I like autobiography. I like allusions. I like food. Love, Loss, and What We Ate (Harper Collins, 2016) by Padma Lakshmi has all three. The book begins as a recollection of her romance, marriage to, and divorce from celebrated author Salman Rushdie. The book opens in 2007 with Lakshmi in a residential hotel having just left the New York townhouse she shared with Rushdie during their marriage. As she struggles to recover from their breakup, she realizes that for her, resilience must come with a menu. But so must celebration, mourning, work, socializing, travel, and relaxation.
The title, an allusion to Love, Loss, and What I Wore by Ilene Beckerman (1995), hints at the book’s somewhat unorthodox form. Beckerman’s memoir intersperses traditional narrative with her own drawings, decidedly inexpert according to her, of her outfits through the years. Lakshmi does something similar, including recipes for foods that comfort her along with tales of when she has eaten them and assessments of the difference they have made in her wellbeing. The namesake book was inspiration for a well-reviewed stage play by Delia Ephron and Nora Ephron in 2009. It may have been this production, combining levity and pain, that inspired both the memoir’s name and Lakshmi’s choice to intersperse disparate elements in a single volume.
Though the book spans much of Lakshmi’s life, all its elements exists in the shadow of her relationship with Rushdie. Lakshmi defends it, extols it, details its disintegration, and indicate that it still haunts her. When she first encounters Rushdie, he is married to his third wife and living in the shadow of a fatwa issued in the wake of The Satanic Verses (1989) . She describes their initial encounters as suffused by her admiration for him. His words, and her simple joy in the fact that he pays so much attention to her, seduce her into beginning a relationship that leads to their 2004 marriage.
Yet Lakshmi’s depiction, even when she’s recounting being breathlessly in love, leaves the reader with a sense of foreboding. She admires him in ways that seem to preclude the kind of relationship she wants. His intellectual and professional achievements intimidate her in ways that lead her to compare her own accomplishments and aspirations unfavorably. Almost immediately I was left to wonder how she got to be this person who moved so successfully through fabulous social circles while thinking so little of herself.
Lakshmi reveals aspects of her upbringing in New York, Kerala, India, and Los Angeles that help explain how she got into the relationship and telegraphed its painful ending. She recounts a childhood where older men are kinder than younger ones and where food, culture, love, and adventure are all extensions of one another. Being taught the former via painful circumstances makes her learning the latter an important step toward her coping with the vagaries associated with people’s erratic behavior and with the need to consistently readjust to new environments.

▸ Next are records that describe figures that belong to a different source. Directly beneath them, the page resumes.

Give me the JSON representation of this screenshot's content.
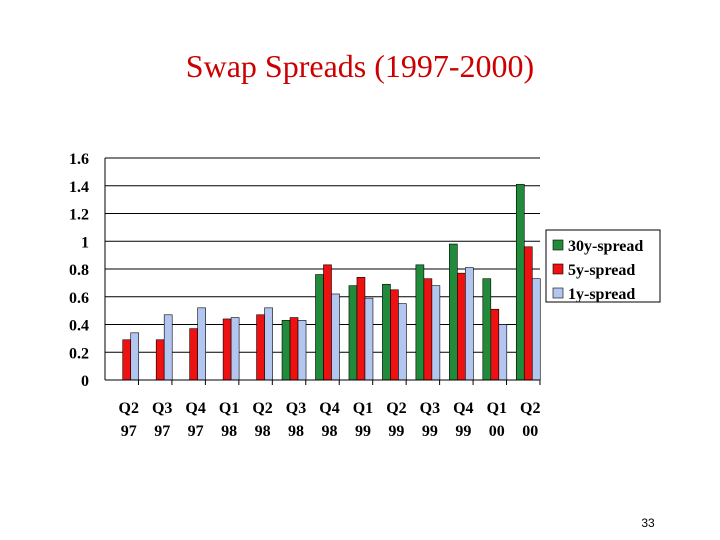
{
  "slide": {
    "page_number": "33"
  },
  "chart_data": {
    "type": "bar",
    "title": "Swap Spreads (1997-2000)",
    "xlabel": "",
    "ylabel": "",
    "ylim": [
      0,
      1.6
    ],
    "yticks": [
      "0",
      "0.2",
      "0.4",
      "0.6",
      "0.8",
      "1",
      "1.2",
      "1.4",
      "1.6"
    ],
    "grid": true,
    "legend_position": "right",
    "categories": [
      [
        "Q2",
        "97"
      ],
      [
        "Q3",
        "97"
      ],
      [
        "Q4",
        "97"
      ],
      [
        "Q1",
        "98"
      ],
      [
        "Q2",
        "98"
      ],
      [
        "Q3",
        "98"
      ],
      [
        "Q4",
        "98"
      ],
      [
        "Q1",
        "99"
      ],
      [
        "Q2",
        "99"
      ],
      [
        "Q3",
        "99"
      ],
      [
        "Q4",
        "99"
      ],
      [
        "Q1",
        "00"
      ],
      [
        "Q2",
        "00"
      ]
    ],
    "series": [
      {
        "name": "30y-spread",
        "color": "#228B3B",
        "values": [
          null,
          null,
          null,
          null,
          null,
          0.43,
          0.76,
          0.68,
          0.69,
          0.83,
          0.98,
          0.73,
          1.41
        ]
      },
      {
        "name": "5y-spread",
        "color": "#ee1111",
        "values": [
          0.29,
          0.29,
          0.37,
          0.44,
          0.47,
          0.45,
          0.83,
          0.74,
          0.65,
          0.73,
          0.77,
          0.51,
          0.96
        ]
      },
      {
        "name": "1y-spread",
        "color": "#b3c6f0",
        "values": [
          0.34,
          0.47,
          0.52,
          0.45,
          0.52,
          0.43,
          0.62,
          0.59,
          0.55,
          0.68,
          0.81,
          0.4,
          0.73
        ]
      }
    ]
  }
}
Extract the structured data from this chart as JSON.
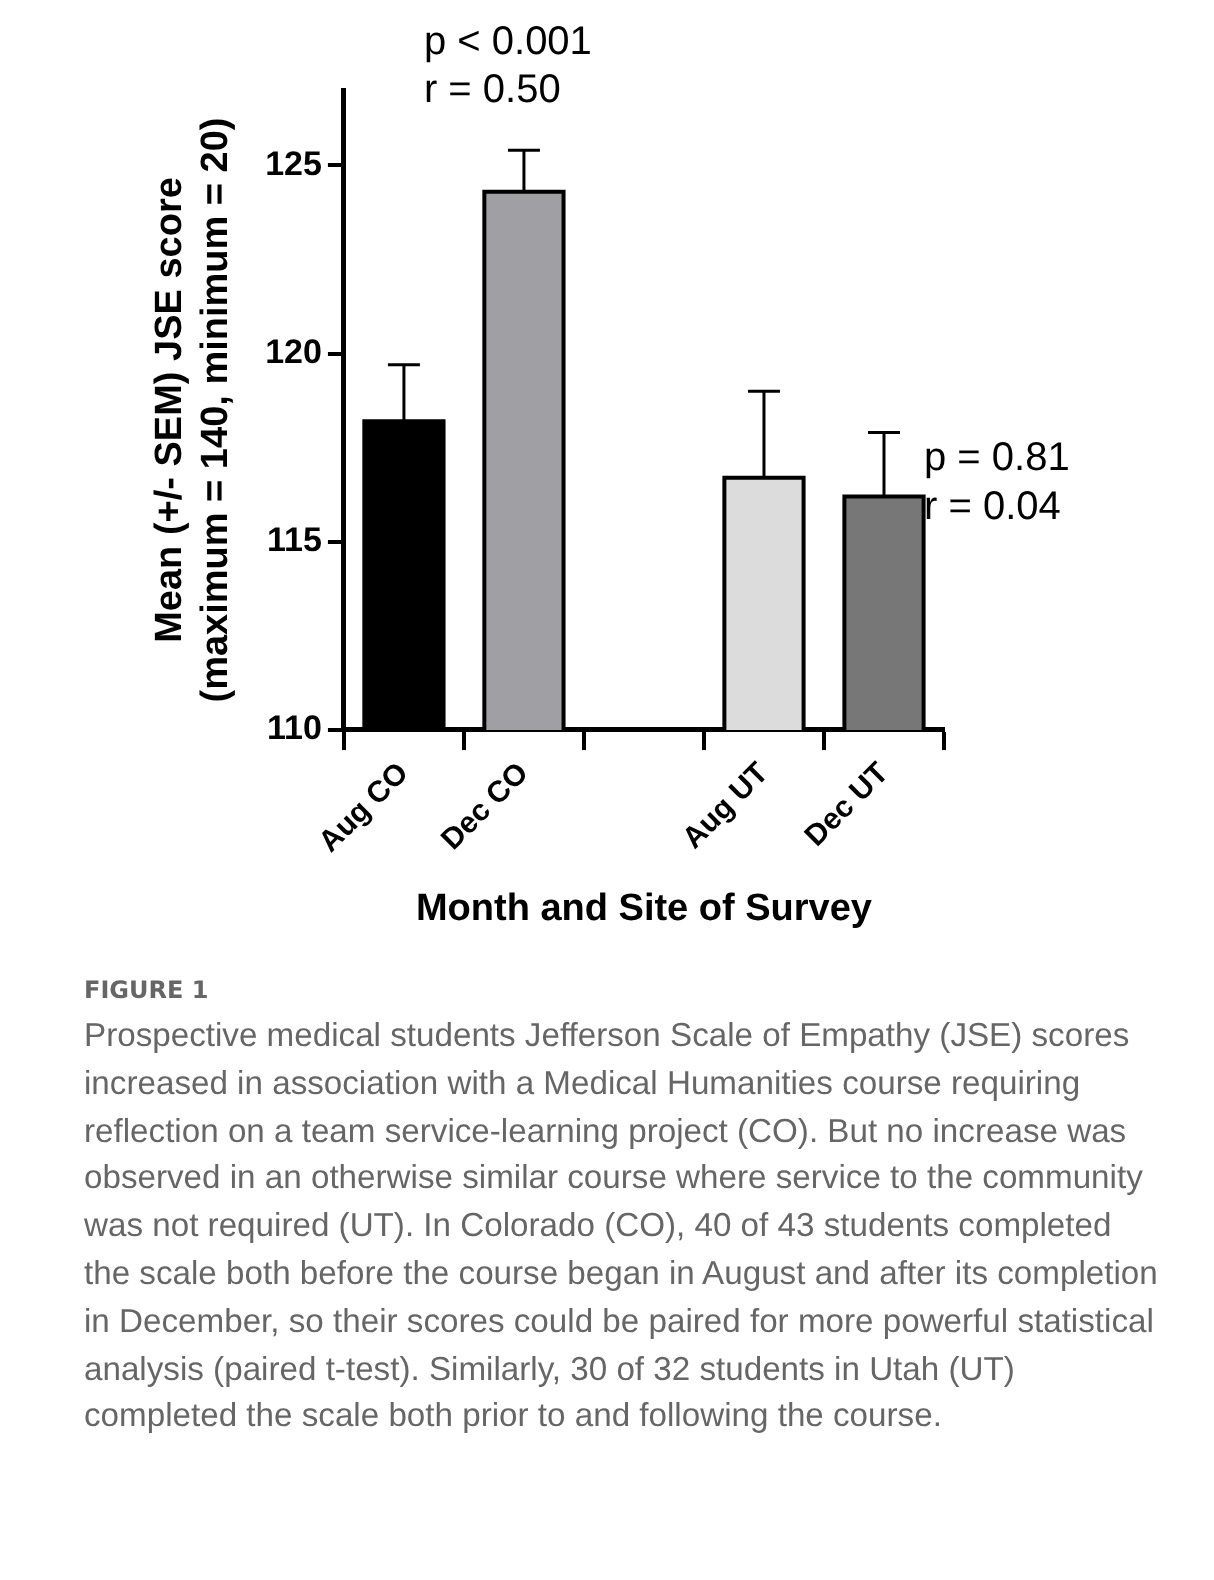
{
  "chart_data": {
    "type": "bar",
    "xlabel": "Month and Site of Survey",
    "ylabel": "Mean (+/- SEM) JSE score\n(maximum = 140, minimum = 20)",
    "categories": [
      "Aug CO",
      "Dec CO",
      null,
      "Aug UT",
      "Dec UT"
    ],
    "values": [
      118.2,
      124.3,
      null,
      116.7,
      116.2
    ],
    "colors": [
      "#000000",
      "#a0a0a4",
      "#ffffff",
      "#dcdcdc",
      "#777777"
    ],
    "errors": [
      [
        118.2,
        119.7
      ],
      [
        124.3,
        125.4
      ],
      null,
      [
        116.7,
        119.0
      ],
      [
        116.2,
        117.9
      ]
    ],
    "ylim": [
      110,
      127
    ],
    "yticks": [
      110,
      115,
      120,
      125
    ],
    "grid": false,
    "legend": false,
    "annotations": [
      "p < 0.001",
      "r = 0.50",
      "p = 0.81",
      "r = 0.04",
      "FIGURE 1",
      "Prospective medical students Jefferson Scale of Empathy (JSE) scores increased in association with a Medical Humanities course requiring reflection on a team service-learning project (CO). But no increase was observed in an otherwise similar course where service to the community was not required (UT). In Colorado (CO), 40 of 43 students completed the scale both before the course began in August and after its completion in December, so their scores could be paired for more powerful statistical analysis (paired t-test). Similarly, 30 of 32 students in Utah (UT) completed the scale both prior to and following the course."
    ]
  }
}
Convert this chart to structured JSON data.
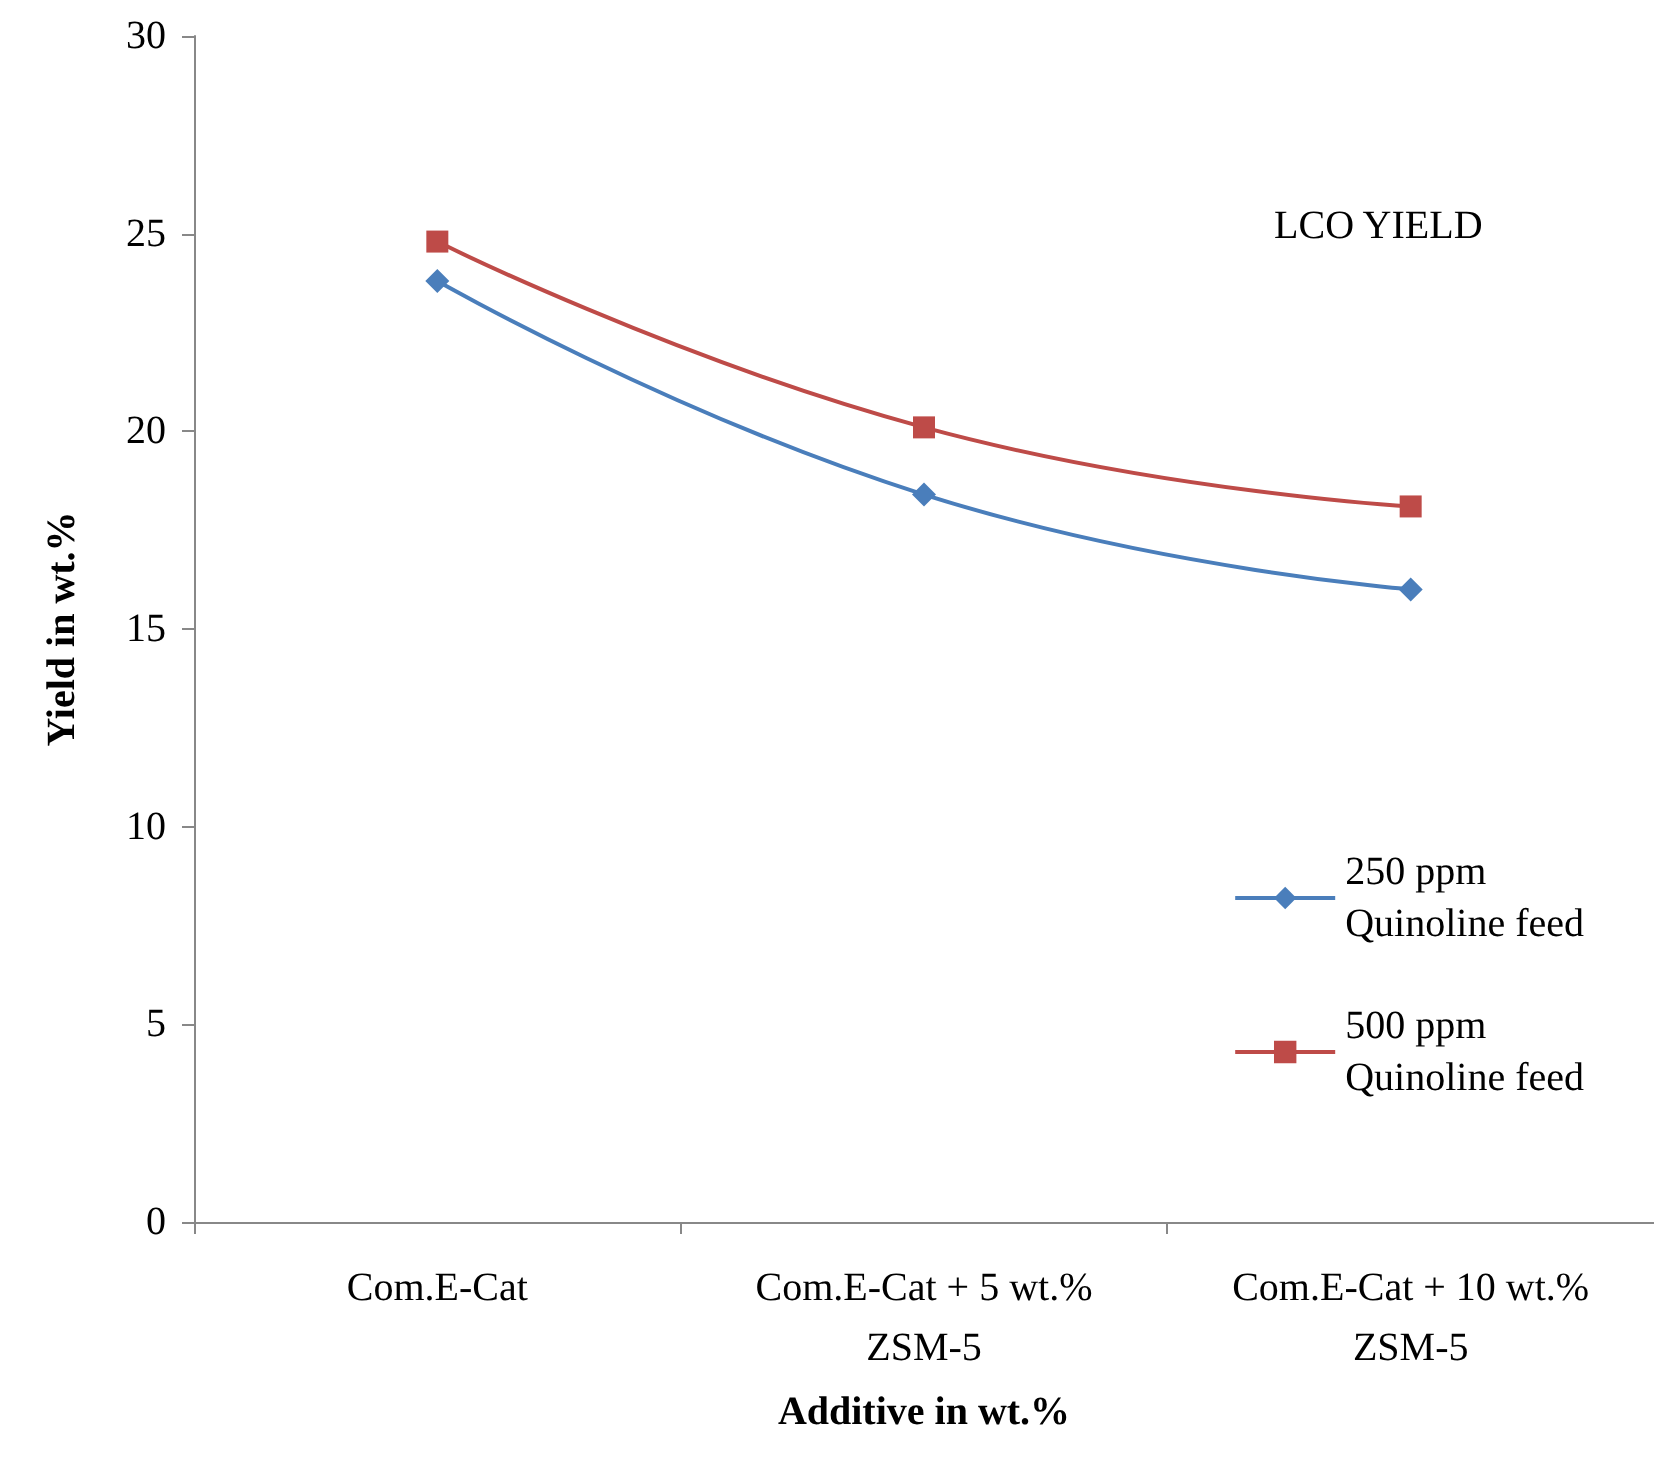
{
  "chart_data": {
    "type": "line",
    "xlabel": "Additive in wt.%",
    "ylabel": "Yield in wt.%",
    "annotations": [
      "LCO YIELD"
    ],
    "categories": [
      "Com.E-Cat",
      "Com.E-Cat + 5 wt.%\nZSM-5",
      "Com.E-Cat + 10 wt.%\nZSM-5"
    ],
    "series": [
      {
        "name": "250 ppm\nQuinoline feed",
        "color": "#4a7ebb",
        "marker": "diamond",
        "values": [
          23.8,
          18.4,
          16.0
        ]
      },
      {
        "name": "500 ppm\nQuinoline feed",
        "color": "#be4b48",
        "marker": "square",
        "values": [
          24.8,
          20.1,
          18.1
        ]
      }
    ],
    "ylim": [
      0,
      30
    ],
    "yticks": [
      0,
      5,
      10,
      15,
      20,
      25,
      30
    ],
    "grid": false,
    "legend": "right"
  }
}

The book is immersive, in part because of Lakshmi’s way with metaphors. She calls her reaction to Rushdie telling her during the early part of their affair that he was divorcing his wife “fully emulsified mixture of shock and guilt.” The phrase gets at the surprising and tenuous nature of an emulsion made for immediate consumption. As the food comparison momentarily removes the reader from Lakshmi’s response to his phone call, it lands temporarily mid-meal preparation, giving the sense that timing is of the essence and that whatever is coming to culmination has been made deliberately.
In fact, this metaphor works well as a way of understanding the narrative as a whole. Lakshmi writes of an unintended consequence using an action that implies a larger plan. Throughout she writes of actions that seem counter to intentions or perhaps taken without regard to the outcomes.